Mason sat watching for more than an hour. Not a single car maneuvered the crowded street. Nor did anyone come to investigate Joe in his most unusual predicament. Having been a soldier and a marshal, Mason had learned to be patient. Bowie, however, had adopted no such virtue and quickly grew bored, flopping down on the seat beside him.
Both of them were caught a bit off guard when the door to the Paramount suddenly swung open. Three men exited the dark theater and immediately turned in Joe’s direction. They were dressed in dark suits and cowboy hats, and had pistols holstered at their sides. If the cars had been replaced with horses and stage coaches, the men might easily have passed for the Earp brothers walking the streets of Tombstone, Arizona.
Mason quietly opened his door and stepped out. Bowie hopped down beside him, eyeing the strangers across the street. A deep growl rumbled in the mighty dog’s chest, and all three men turned to look.

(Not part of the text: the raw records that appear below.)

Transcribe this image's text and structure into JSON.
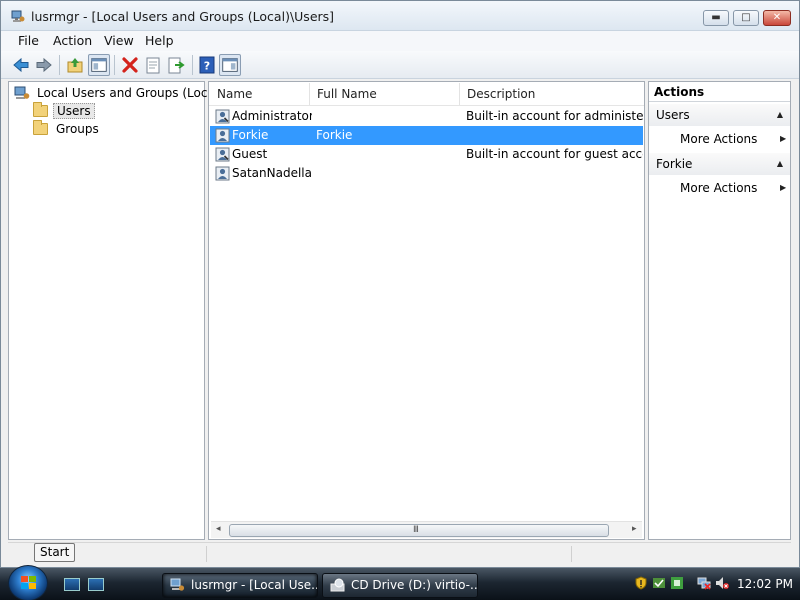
{
  "window": {
    "title": "lusrmgr - [Local Users and Groups (Local)\\Users]",
    "buttons": {
      "minimize": "▬",
      "maximize": "□",
      "close": "✕"
    }
  },
  "menu": [
    "File",
    "Action",
    "View",
    "Help"
  ],
  "toolbar": {
    "icons": [
      "back-arrow-icon",
      "forward-arrow-icon",
      "up-folder-icon",
      "show-hide-console-tree-icon",
      "delete-icon",
      "properties-icon",
      "export-list-icon",
      "help-icon",
      "show-hide-action-pane-icon"
    ]
  },
  "tree": {
    "root": "Local Users and Groups (Local)",
    "children": [
      {
        "label": "Users",
        "selected": true
      },
      {
        "label": "Groups",
        "selected": false
      }
    ]
  },
  "list": {
    "columns": [
      "Name",
      "Full Name",
      "Description"
    ],
    "rows": [
      {
        "name": "Administrator",
        "full_name": "",
        "description": "Built-in account for administering",
        "selected": false
      },
      {
        "name": "Forkie",
        "full_name": "Forkie",
        "description": "",
        "selected": true
      },
      {
        "name": "Guest",
        "full_name": "",
        "description": "Built-in account for guest access t",
        "selected": false
      },
      {
        "name": "SatanNadella",
        "full_name": "",
        "description": "",
        "selected": false
      }
    ],
    "scroll_left": "◂",
    "scroll_right": "▸",
    "scroll_grip": "III"
  },
  "actions": {
    "title": "Actions",
    "sections": [
      {
        "label": "Users",
        "item": "More Actions"
      },
      {
        "label": "Forkie",
        "item": "More Actions"
      }
    ],
    "collapse_glyph": "▲",
    "expand_glyph": "▶"
  },
  "statusbar": {
    "tooltip": "Start"
  },
  "taskbar": {
    "buttons": [
      {
        "label": "lusrmgr - [Local Use...",
        "active": true
      },
      {
        "label": "CD Drive (D:) virtio-...",
        "active": false
      }
    ],
    "clock": "12:02 PM"
  },
  "colors": {
    "selection": "#3399ff",
    "taskbar": "#1c2631"
  }
}
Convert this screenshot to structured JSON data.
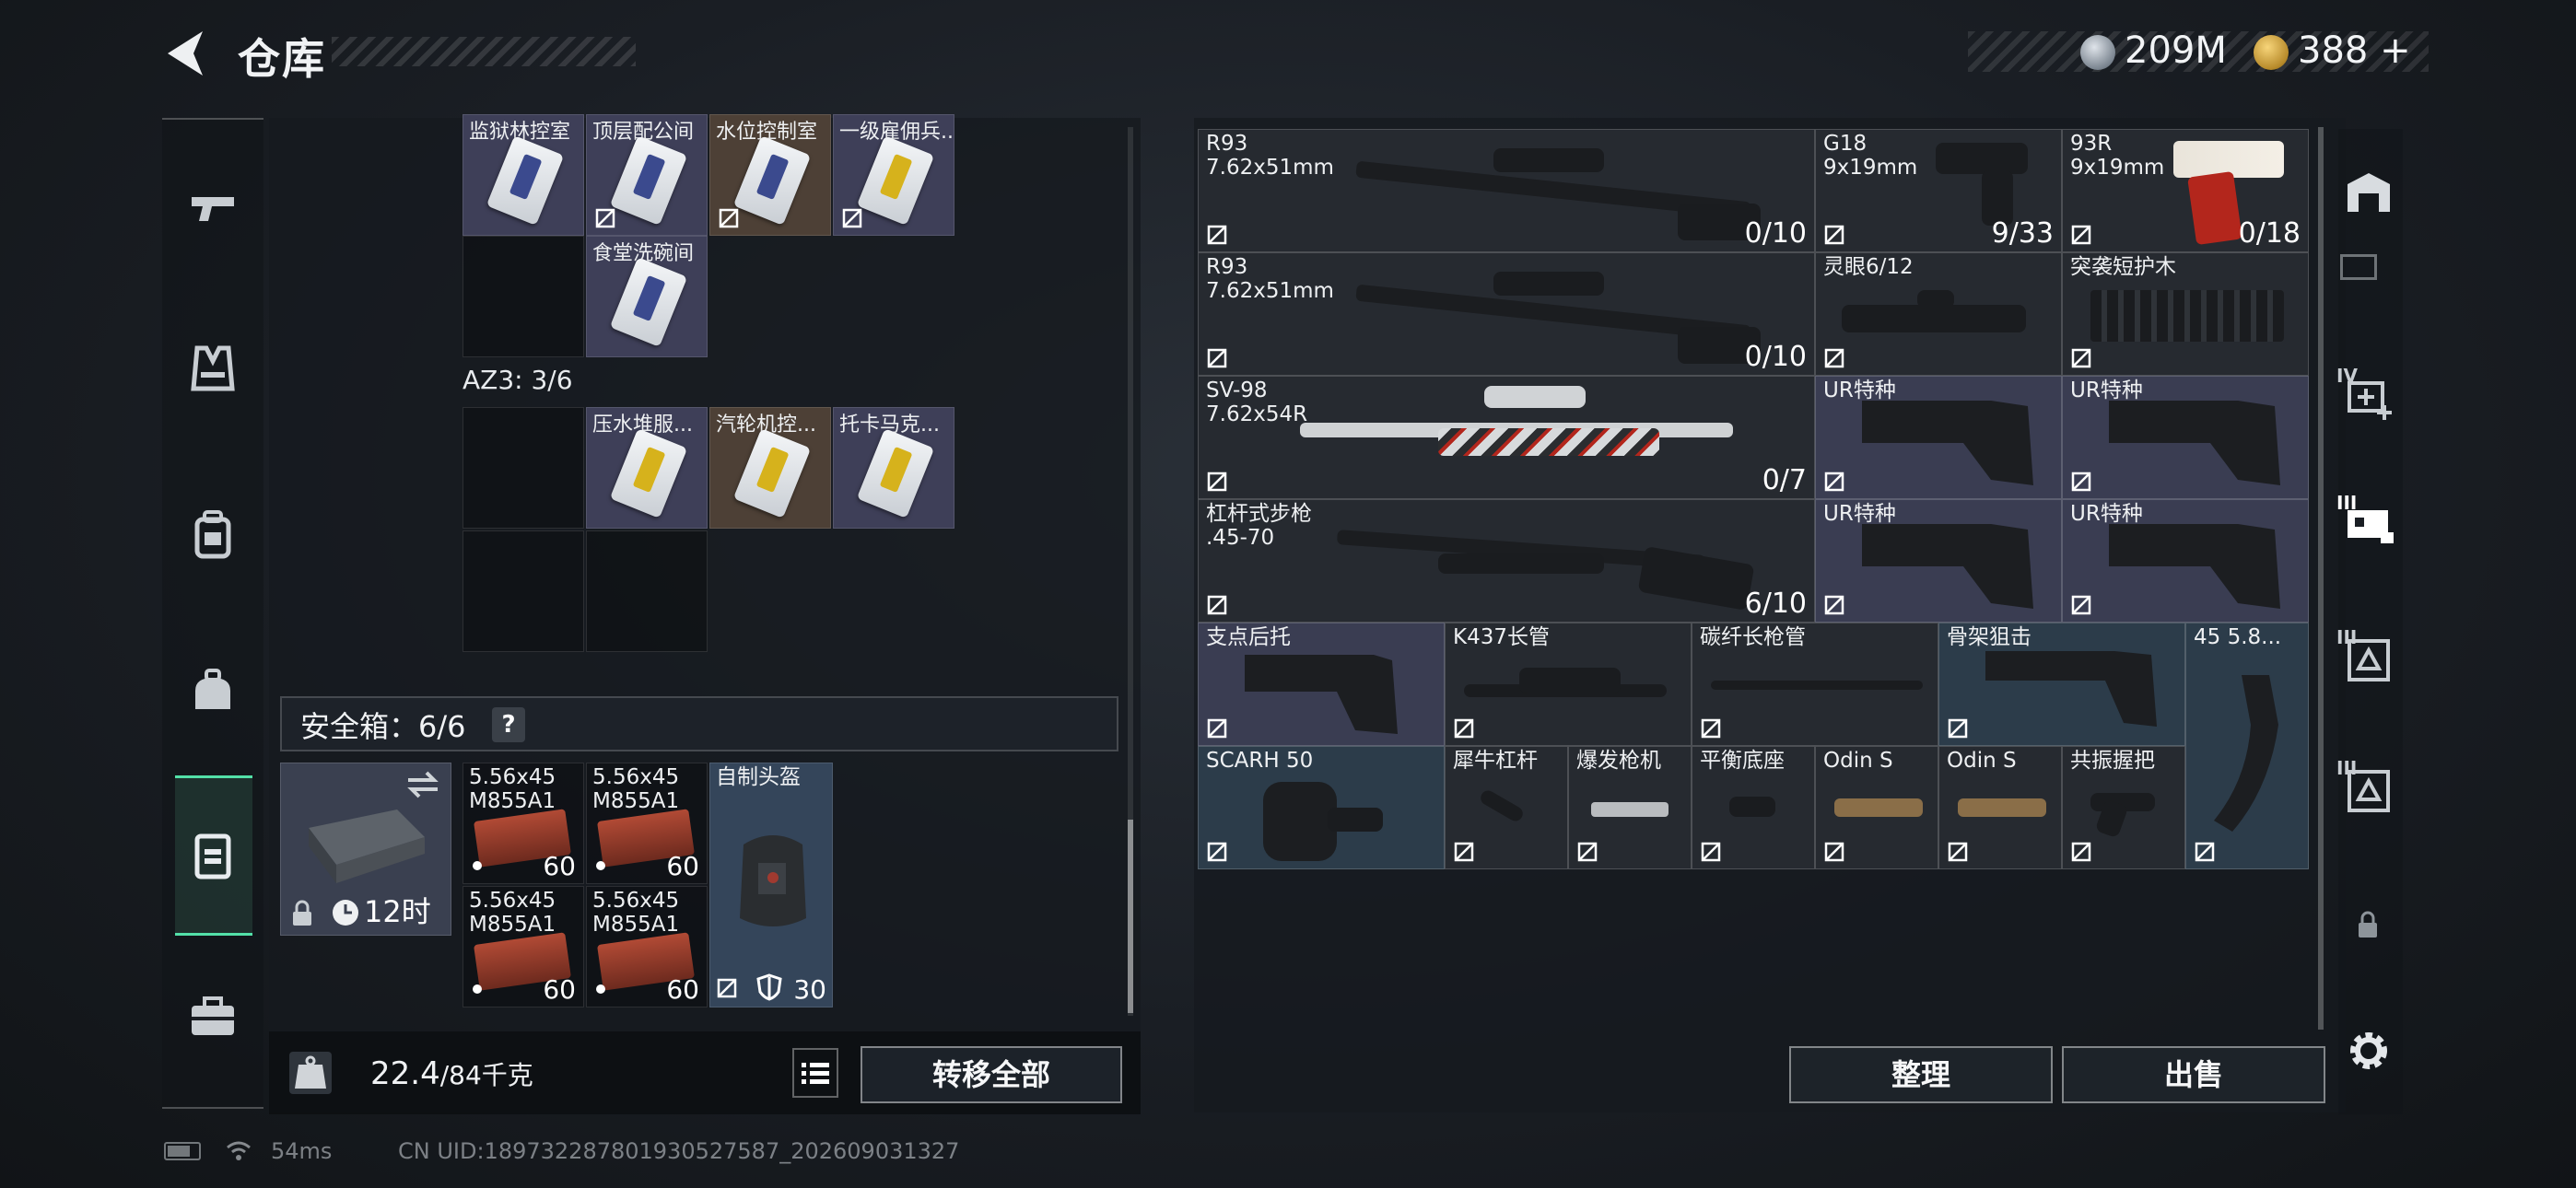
{
  "header": {
    "title": "仓库"
  },
  "currency": {
    "silver": "209M",
    "gold": "388",
    "gold_plus": "+"
  },
  "left_panel": {
    "top_row_labels": [
      "监狱林控室",
      "顶层配公间",
      "水位控制室",
      "一级雇佣兵..."
    ],
    "extra_card_label": "食堂洗碗间",
    "az3_label": "AZ3: 3/6",
    "az3_cells": [
      "压水堆服...",
      "汽轮机控...",
      "托卡马克..."
    ],
    "safe_label": "安全箱：6/6",
    "help": "?",
    "safe_timer": "12时",
    "pouch": [
      {
        "name": "5.56x45\nM855A1",
        "count": "60"
      },
      {
        "name": "5.56x45\nM855A1",
        "count": "60"
      },
      {
        "name": "5.56x45\nM855A1",
        "count": "60"
      },
      {
        "name": "5.56x45\nM855A1",
        "count": "60"
      }
    ],
    "helmet": {
      "name": "自制头盔",
      "durability": "30"
    },
    "weight_current": "22.4",
    "weight_total": "/84千克",
    "transfer_all": "转移全部"
  },
  "right_panel": {
    "row1": [
      {
        "name": "R93",
        "sub": "7.62x51mm",
        "count": "0/10"
      },
      {
        "name": "G18",
        "sub": "9x19mm",
        "count": "9/33"
      },
      {
        "name": "93R",
        "sub": "9x19mm",
        "count": "0/18"
      }
    ],
    "row2": [
      {
        "name": "R93",
        "sub": "7.62x51mm",
        "count": "0/10"
      },
      {
        "name": "灵眼6/12"
      },
      {
        "name": "突袭短护木"
      }
    ],
    "row3": [
      {
        "name": "SV-98",
        "sub": "7.62x54R",
        "count": "0/7"
      },
      {
        "name": "UR特种"
      },
      {
        "name": "UR特种"
      }
    ],
    "row4": [
      {
        "name": "杠杆式步枪",
        "sub": ".45-70",
        "count": "6/10"
      },
      {
        "name": "UR特种"
      },
      {
        "name": "UR特种"
      }
    ],
    "row5": [
      "支点后托",
      "K437长管",
      "碳纤长枪管",
      "骨架狙击",
      "45 5.8..."
    ],
    "row6": [
      "SCARH 50",
      "犀牛杠杆",
      "爆发枪机",
      "平衡底座",
      "Odin S",
      "Odin S",
      "共振握把"
    ],
    "sort_btn": "整理",
    "sell_btn": "出售"
  },
  "right_toolbar": {
    "tier4": "IV",
    "tier3a": "III",
    "tier3b": "III",
    "tier3c": "III"
  },
  "status": {
    "ping": "54ms",
    "uid": "CN UID:18973228780193052758​7_202609031327"
  },
  "colors": {
    "accent": "#53e0a8",
    "purple_cell": "#3e3f58",
    "brown_cell": "#4d4036"
  }
}
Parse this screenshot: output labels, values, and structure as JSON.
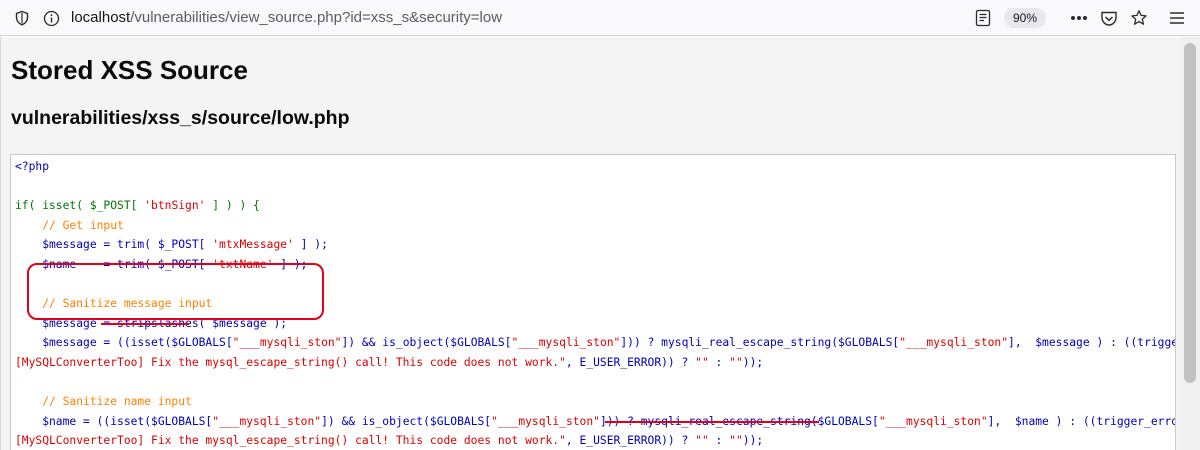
{
  "browser": {
    "url_host": "localhost",
    "url_path": "/vulnerabilities/view_source.php?id=xss_s&security=low",
    "zoom": "90%",
    "icons": [
      "shield-icon",
      "info-icon",
      "reader-mode-icon",
      "more-icon",
      "pocket-icon",
      "star-icon",
      "menu-icon"
    ]
  },
  "page": {
    "title": "Stored XSS Source",
    "file_path": "vulnerabilities/xss_s/source/low.php"
  },
  "code": {
    "lines": [
      [
        {
          "t": "<?php",
          "c": "def"
        }
      ],
      [],
      [
        {
          "t": "if( isset( $_POST[ ",
          "c": "kw"
        },
        {
          "t": "'btnSign'",
          "c": "str"
        },
        {
          "t": " ] ) ) {",
          "c": "kw"
        }
      ],
      [
        {
          "t": "    // Get input",
          "c": "cm"
        }
      ],
      [
        {
          "t": "    $message = trim( $_POST[ ",
          "c": "var"
        },
        {
          "t": "'mtxMessage'",
          "c": "str"
        },
        {
          "t": " ] );",
          "c": "var"
        }
      ],
      [
        {
          "t": "    $name    = trim( $_POST[ ",
          "c": "var"
        },
        {
          "t": "'txtName'",
          "c": "str"
        },
        {
          "t": " ] );",
          "c": "var"
        }
      ],
      [],
      [
        {
          "t": "    // Sanitize message input",
          "c": "cm"
        }
      ],
      [
        {
          "t": "    $message = stripslashes( $message );",
          "c": "var"
        }
      ],
      [
        {
          "t": "    $message = ((isset($GLOBALS[",
          "c": "var"
        },
        {
          "t": "\"___mysqli_ston\"",
          "c": "str"
        },
        {
          "t": "]) && is_object($GLOBALS[",
          "c": "var"
        },
        {
          "t": "\"___mysqli_ston\"",
          "c": "str"
        },
        {
          "t": "])) ? mysqli_real_escape_string($GLOBALS[",
          "c": "var"
        },
        {
          "t": "\"___mysqli_ston\"",
          "c": "str"
        },
        {
          "t": "],  $message ) : ((trigger_error(",
          "c": "var"
        },
        {
          "t": "\"",
          "c": "str"
        }
      ],
      [
        {
          "t": "[MySQLConverterToo] Fix the mysql_escape_string() call! This code does not work.\"",
          "c": "str"
        },
        {
          "t": ", E_USER_ERROR)) ? ",
          "c": "var"
        },
        {
          "t": "\"\"",
          "c": "str"
        },
        {
          "t": " : ",
          "c": "var"
        },
        {
          "t": "\"\"",
          "c": "str"
        },
        {
          "t": "));",
          "c": "var"
        }
      ],
      [],
      [
        {
          "t": "    // Sanitize name input",
          "c": "cm"
        }
      ],
      [
        {
          "t": "    $name = ((isset($GLOBALS[",
          "c": "var"
        },
        {
          "t": "\"___mysqli_ston\"",
          "c": "str"
        },
        {
          "t": "]) && is_object($GLOBALS[",
          "c": "var"
        },
        {
          "t": "\"___mysqli_ston\"",
          "c": "str"
        },
        {
          "t": "])) ? mysqli_real_escape_string($GLOBALS[",
          "c": "var"
        },
        {
          "t": "\"___mysqli_ston\"",
          "c": "str"
        },
        {
          "t": "],  $name ) : ((trigger_error(",
          "c": "var"
        },
        {
          "t": "\"",
          "c": "str"
        }
      ],
      [
        {
          "t": "[MySQLConverterToo] Fix the mysql_escape_string() call! This code does not work.\"",
          "c": "str"
        },
        {
          "t": ", E_USER_ERROR)) ? ",
          "c": "var"
        },
        {
          "t": "\"\"",
          "c": "str"
        },
        {
          "t": " : ",
          "c": "var"
        },
        {
          "t": "\"\"",
          "c": "str"
        },
        {
          "t": "));",
          "c": "var"
        }
      ]
    ]
  },
  "colors": {
    "keyword": "#007700",
    "string": "#dd0000",
    "comment": "#ff8000",
    "default": "#0000bb",
    "annotation": "#e2001a"
  }
}
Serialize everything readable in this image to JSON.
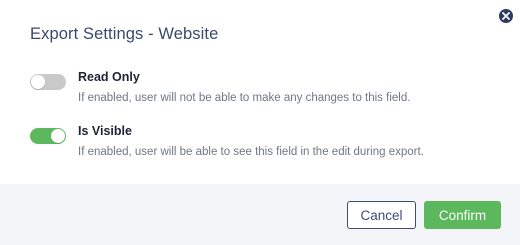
{
  "dialog": {
    "title": "Export Settings - Website",
    "close_icon": "close-circle-icon"
  },
  "settings": [
    {
      "label": "Read Only",
      "description": "If enabled, user will not be able to make any changes to this field.",
      "enabled": false
    },
    {
      "label": "Is Visible",
      "description": "If enabled, user will be able to see this field in the edit during export.",
      "enabled": true
    }
  ],
  "footer": {
    "cancel_label": "Cancel",
    "confirm_label": "Confirm"
  },
  "colors": {
    "title": "#3a4a6e",
    "toggle_on": "#5cb85c",
    "toggle_off": "#c9c9c9",
    "confirm_bg": "#5cb85c",
    "cancel_border": "#3f4a78",
    "footer_bg": "#f4f5f8"
  }
}
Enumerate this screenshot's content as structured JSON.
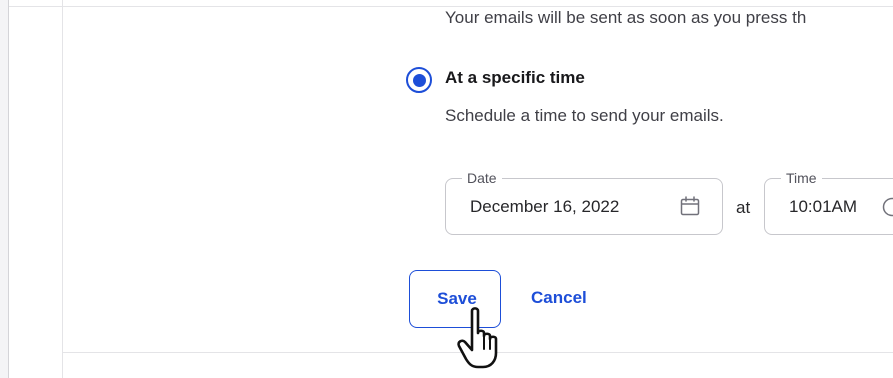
{
  "delivery": {
    "immediate_desc": "Your emails will be sent as soon as you press th",
    "scheduled": {
      "title": "At a specific time",
      "description": "Schedule a time to send your emails.",
      "selected": true
    }
  },
  "schedule_fields": {
    "date_label": "Date",
    "date_value": "December 16, 2022",
    "connector": "at",
    "time_label": "Time",
    "time_value": "10:01AM"
  },
  "actions": {
    "save_label": "Save",
    "cancel_label": "Cancel"
  },
  "colors": {
    "accent": "#1d4ed8",
    "text": "#27272a",
    "border": "#c7c7cc"
  },
  "icons": {
    "date_field": "calendar-icon",
    "time_field": "clock-icon",
    "pointer": "hand-pointer-icon"
  }
}
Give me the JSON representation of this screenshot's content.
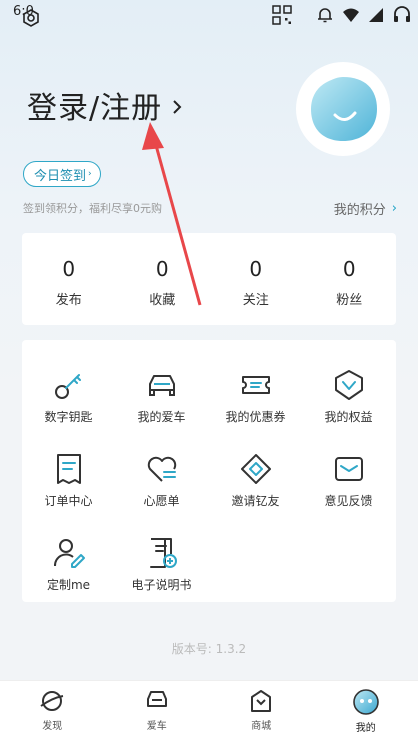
{
  "status_bar": {
    "time": "6:0"
  },
  "header": {
    "login_label": "登录/注册"
  },
  "checkin": {
    "button_label": "今日签到",
    "tip": "签到领积分，福利尽享0元购",
    "points_label": "我的积分"
  },
  "stats": [
    {
      "value": "0",
      "label": "发布"
    },
    {
      "value": "0",
      "label": "收藏"
    },
    {
      "value": "0",
      "label": "关注"
    },
    {
      "value": "0",
      "label": "粉丝"
    }
  ],
  "menu": [
    {
      "label": "数字钥匙",
      "icon": "key-icon"
    },
    {
      "label": "我的爱车",
      "icon": "car-icon"
    },
    {
      "label": "我的优惠券",
      "icon": "coupon-icon"
    },
    {
      "label": "我的权益",
      "icon": "rights-icon"
    },
    {
      "label": "订单中心",
      "icon": "order-icon"
    },
    {
      "label": "心愿单",
      "icon": "wishlist-icon"
    },
    {
      "label": "邀请钇友",
      "icon": "invite-icon"
    },
    {
      "label": "意见反馈",
      "icon": "feedback-icon"
    },
    {
      "label": "定制me",
      "icon": "custom-me-icon"
    },
    {
      "label": "电子说明书",
      "icon": "manual-icon"
    }
  ],
  "version": "版本号: 1.3.2",
  "tabs": [
    {
      "label": "发现",
      "icon": "planet-icon"
    },
    {
      "label": "爱车",
      "icon": "car-front-icon"
    },
    {
      "label": "商城",
      "icon": "shop-icon"
    },
    {
      "label": "我的",
      "icon": "profile-face-icon",
      "active": true
    }
  ],
  "colors": {
    "accent": "#2fa7c7",
    "annotation_arrow": "#e8474a"
  }
}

Mason walked slowly toward them, stopping about seventy-five feet away—too far for most shooters to be effective once adrenalin started flowing. He took a moment to size them up. The oldest of the three, Karl, was also the biggest, standing well over six feet, with broad shoulders and a square jaw. Max was shorter and leaner, but he had a shiftiness that made Mason uneasy. The youngest, Frank, was soft and pale, as if he had been born into English royalty.
“Gentlemen,” Mason said in a loud voice.
“Who the hell are you?” Karl said, sounding an awful lot like his father.
Mason pushed his jacket aside so that they could see the shine of his badge and gun.
“Deputy Marshal Mason Raines.”
They looked at each other, uncertain of exactly what that meant.
“You do that to our pa?”
Hearing his boys talking, Joe Ward began to shout for their help. Frank immediately started toward him.
“Don’t,” warned Mason.
“Or my dog will chase you. And believe me, you don’t want that.”
Frank glanced apprehensively at Bowie and then back at Karl.
“What do I do?”
“Marshal,” said Karl, “you ain’t got no right to hold our pa like that.”
“You men have been committing violence against the people of Ashland. I’m here to put an end to it.”
Max leaned over and whispered something to Karl. The man nodded slightly.
Mason readied himself. Seventy-five feet was too far to get all three before they could draw and fire, but he could damn well plug the first one to go for a gun. Bowie also sensed the change in their posture and began to move in.
A shot sounded from behind Mason, and a chunk of the wall exploded next to Karl’s head. The Wards immediately drew their weapons and began firing wildly in the direction of the gunshot. A bullet grazed Mason’s cheek, leaving a bloody burn to mark its passing.
Mason dropped to the ground and rolled onto his back as he searched for the shooter. Fearing that he had been hit, Bowie raced over and began to tug on his collar.
“Lie down, boy,” Mason said, pulling the dog down next to him.
More gunshots sounded as the Wards fought their way back into the Paramount. As soon as the door closed, the gunfire stopped.
Mason eased his Supergrade from its holster and waited. If the sniper had wanted him dead, bullets would still be flying. After about thirty seconds, a lone figure slowly stepped out from the health center across the street.
It was Connie West.
Mason stood up and raced toward her.
“What are you doing?” he snapped, ushering both her and Bowie behind a nearby van.
“What do you think I’m doing? I’m getting my revenge, just like I told you I would.” She chambered another round in the deer hunting rifle. “No one’s going to take that from me. Not even you, Marshal.”